Foreign Scholars Prevented from Teaching at West Bank Universities


Threats to academic freedom abound the world over and it is dismaying to confront one crisis situation after another.  The latest news comes from Birzeit University, in the West Bank.  Professors there, and at other Palestinian universities in the Occupied Territories, who hold foreign passports have been prevented by the Israeli government from entering the country and/or having their visas renewed.  Their presence is vital to the system of higher education and there is no justification, apart from sheer harassment, for this policy.

Ghassan Khatibl, a lecturer in Contemporary Arab and International Studies at Birzeit, posted this report on the university website:

We have 15 foreign passport-holding faculty members whose requests for visa renewals have been refused or significantly delayed. These faculty members have full-time status, work in all the various faculties on our campus, and include senior faculty and department chairpersons. Our faculty who are currently under threat teach in the BA, MA, and Ph.D. programs at Birzeit University, are members of university committees, and serve the larger Palestinian community through public seminars and lectures. Already some professors have been forced to leave the country; including one from the Department of English and Literature, and a professor of European History at the Ibrahim Abu Lughod Institute for International Studies who has devoted his entire academic career to Palestine and the university for the past four decades.

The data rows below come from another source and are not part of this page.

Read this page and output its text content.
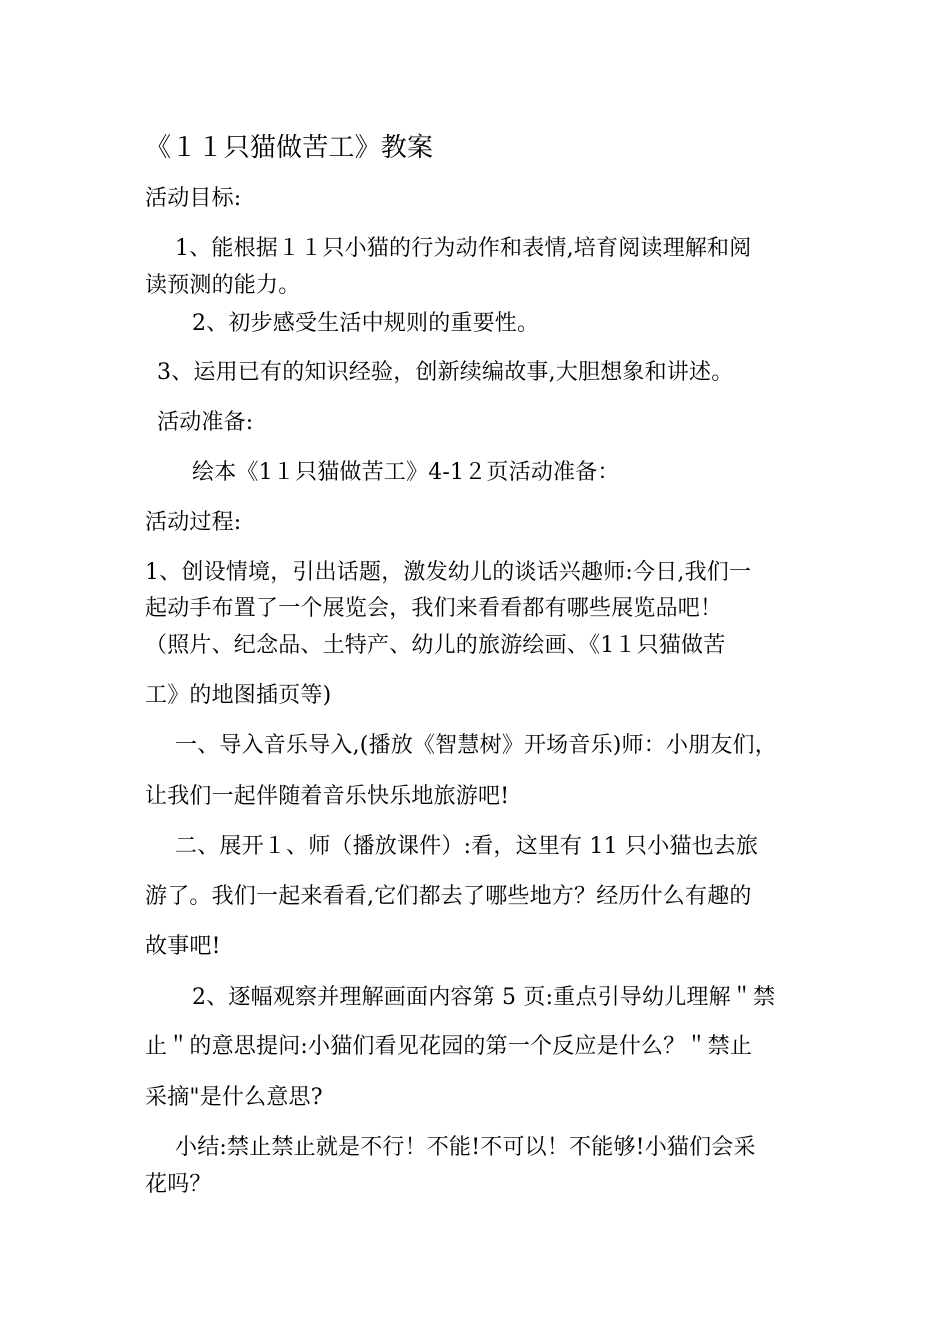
《１１只猫做苦工》教案
活动目标:
1、能根据１１只小猫的行为动作和表情,培育阅读理解和阅
读预测的能力。
2、初步感受生活中规则的重要性。
3、运用已有的知识经验，创新续编故事,大胆想象和讲述。
活动准备:
绘本《1１只猫做苦工》4-1２页活动准备：
活动过程:
1、创设情境，引出话题，激发幼儿的谈话兴趣师:今日,我们一
起动手布置了一个展览会，我们来看看都有哪些展览品吧！
（照片、纪念品、土特产、幼儿的旅游绘画、《1１只猫做苦
工》的地图插页等)
一、导入音乐导入,(播放《智慧树》开场音乐)师：小朋友们，
让我们一起伴随着音乐快乐地旅游吧!
二、展开１、师（播放课件）:看，这里有 11 只小猫也去旅
游了。我们一起来看看,它们都去了哪些地方？经历什么有趣的
故事吧!
2、逐幅观察并理解画面内容第 5 页:重点引导幼儿理解＂禁
止＂的意思提问:小猫们看见花园的第一个反应是什么？＂禁止
采摘"是什么意思?
小结:禁止禁止就是不行！不能!不可以！不能够!小猫们会采
花吗？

He goes on to talk about the long term ramifications of losing “the international perspectives, diverse professional experiences, and high-level skills these faculty members crucially bring to Palestinian academic life.”  Isolation from “the global academic environment” is a danger to be avoided, especially given the already isolated conditions in which Palestinians live.  Khatibl appeals to Article 26 of the Universal Declaration of Human Rights:

Education shall be directed to the full development of the human personality and to the strengthening of respect for human rights and fundamental freedoms. It shall promote understanding, tolerance and friendship among all nations, racial or religious groups, and shall further the activities of the United Nations for the maintenance of peace.

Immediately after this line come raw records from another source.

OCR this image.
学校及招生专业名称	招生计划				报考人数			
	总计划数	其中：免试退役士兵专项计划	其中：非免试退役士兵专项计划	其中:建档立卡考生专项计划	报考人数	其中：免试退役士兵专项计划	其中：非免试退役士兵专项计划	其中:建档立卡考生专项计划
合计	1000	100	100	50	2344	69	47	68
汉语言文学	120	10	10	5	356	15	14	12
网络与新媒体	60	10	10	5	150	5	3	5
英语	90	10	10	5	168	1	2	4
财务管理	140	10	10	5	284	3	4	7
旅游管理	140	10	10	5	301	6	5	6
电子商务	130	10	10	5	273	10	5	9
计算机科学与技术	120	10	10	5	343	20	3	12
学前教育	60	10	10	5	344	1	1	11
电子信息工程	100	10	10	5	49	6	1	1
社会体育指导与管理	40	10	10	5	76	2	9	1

Khatibl issues an urgent call for support from all of us to demand that Israel reverse this discriminatory policy.  His entire statement can be read here.  He asks that international pressure be brought to bear by “governments, institutions, academics, and associations” to “hold Israel accountable for its violations, and enjoin it to undertake its obligations under international law; to demand a halt to Israel’s arbitrary and abusive practice denying access to and presence of international educators and academics contributing to Palestinian’s educational development; and to make it incumbent on Israel to adopt and implement a clear documented and transparent policy enabling unhindered access and presence to foreign nationals who are coming to educate or promote educational development in the occupied Palestinian territories.”

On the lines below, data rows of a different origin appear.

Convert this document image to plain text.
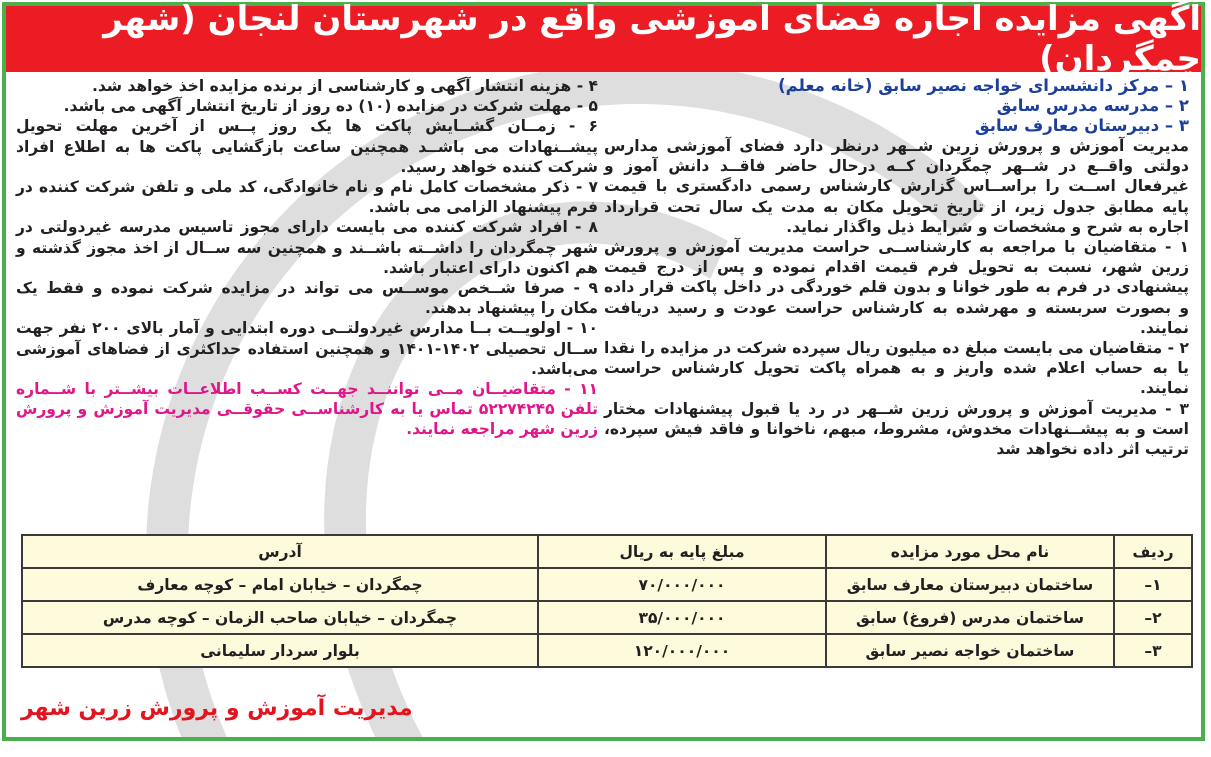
آگهی مزایده اجاره فضای آموزشی واقع در شهرستان لنجان (شهر چمگردان)
۱ – مرکز دانشسرای خواجه نصیر سابق (خانه معلم)
۲ – مدرسه مدرس سابق
۳ – دبیرستان معارف سابق

مدیریت آموزش و پرورش زرین شــهر درنظر دارد فضای آموزشی مدارس دولتی واقــع در شــهر چمگردان کــه درحال حاضر فاقــد دانش آموز و غیرفعال اســت را براســاس گزارش کارشناس رسمی دادگستری با قیمت پایه مطابق جدول زیر، از تاریخ تحویل مکان به مدت یک سال تحت قرارداد اجاره به شرح و مشخصات و شرایط ذیل واگذار نماید.

۱ - متقاضیان با مراجعه به کارشناســی حراست مدیریت آموزش و پرورش زرین شهر، نسبت به تحویل فرم قیمت اقدام نموده و پس از درج قیمت پیشنهادی در فرم به طور خوانا و بدون قلم خوردگی در داخل پاکت قرار داده و بصورت سربسته و مهرشده به کارشناس حراست عودت و رسید دریافت نمایند.

۲ - متقاضیان می بایست مبلغ ده میلیون ریال سپرده شرکت در مزایده را نقدا یا به حساب اعلام شده واریز و به همراه پاکت تحویل کارشناس حراست نمایند.

۳ - مدیریت آموزش و پرورش زرین شــهر در رد یا قبول پیشنهادات مختار است و به پیشــنهادات مخدوش، مشروط، مبهم، ناخوانا و فاقد فیش سپرده، ترتیب اثر داده نخواهد شد

۴ - هزینه انتشار آگهی و کارشناسی از برنده مزایده اخذ خواهد شد.

۵ - مهلت شرکت در مزایده (۱۰) ده روز از تاریخ انتشار آگهی می باشد.

۶ - زمــان گشــایش پاکت ها یک روز پــس از آخرین مهلت تحویل پیشــنهادات می باشــد همچنین ساعت بازگشایی پاکت ها به اطلاع افراد شرکت کننده خواهد رسید.

۷ - ذکر مشخصات کامل نام و نام خانوادگی، کد ملی و تلفن شرکت کننده در فرم پیشنهاد الزامی می باشد.

۸ - افراد شرکت کننده می بایست دارای مجوز تاسیس مدرسه غیردولتی در شهر چمگردان را داشــته باشــند و همچنین سه ســال از اخذ مجوز گذشته و هم اکنون دارای اعتبار باشد.

۹ - صرفا شــخص موســس می تواند در مزایده شرکت نموده و فقط یک مکان را پیشنهاد بدهند.

۱۰ - اولویــت بــا مدارس غیردولتــی دوره ابتدایی و آمار بالای ۲۰۰ نفر جهت ســال تحصیلی ۱۴۰۲-۱۴۰۱ و همچنین استفاده حداکثری از فضاهای آموزشی می‌باشد.

۱۱ - متقاضیــان مــی تواننــد جهــت کســب اطلاعــات بیشــتر با شــماره تلفن ۵۲۲۷۴۲۴۵ تماس یا به کارشناســی حقوقــی مدیریت آموزش و پرورش زرین شهر مراجعه نمایند.

ردیف	نام محل مورد مزایده	مبلغ پایه به ریال	آدرس
۱–	ساختمان دبیرستان معارف سابق	۷۰/۰۰۰/۰۰۰	چمگردان – خیابان امام – کوچه معارف
۲–	ساختمان مدرس (فروغ) سابق	۳۵/۰۰۰/۰۰۰	چمگردان – خیابان صاحب الزمان – کوچه مدرس
۳–	ساختمان خواجه نصیر سابق	۱۲۰/۰۰۰/۰۰۰	بلوار سردار سلیمانی
مدیریت آموزش و پرورش زرین شهر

Whatever one’s position on the Israel/Palestine conflict, this seems to me a clear case of the exercise of arbitrary and discriminatory power, the violation of the academic freedom of universities (to chose their own faculties) and of faculty members (to teach in positions for which they have been hired).  Letters of support can be sent to Ghassan Khatibl



4 thoughts on “Foreign Scholars Prevented from Teaching at West Bank Universities

  1. An important post. Thank you. One might be forgiven for thinking that there is some degree of institutional coordination among special interest silencing initiatives that are felt broadly within free speech doctrine but also in broader jurisprudence reinterpretation activism. For example, reference the legal activism of the DOE recent appointee, Kenneth Marcus, directed at Rutgers University, as reported in the NYT:

    He notionally seeks blanket civil rights parity across ethnic lines but that may appear cynical. It otherwise continues to underscore the Likud party’s radicalism and its extra territorial reach, including into the US, with yesterday a ratification memorial of institutional infiltration. This makes all things Palestinian subject to reflexive civil law restraint, and further subject to cause of action escalation corruption. Regards.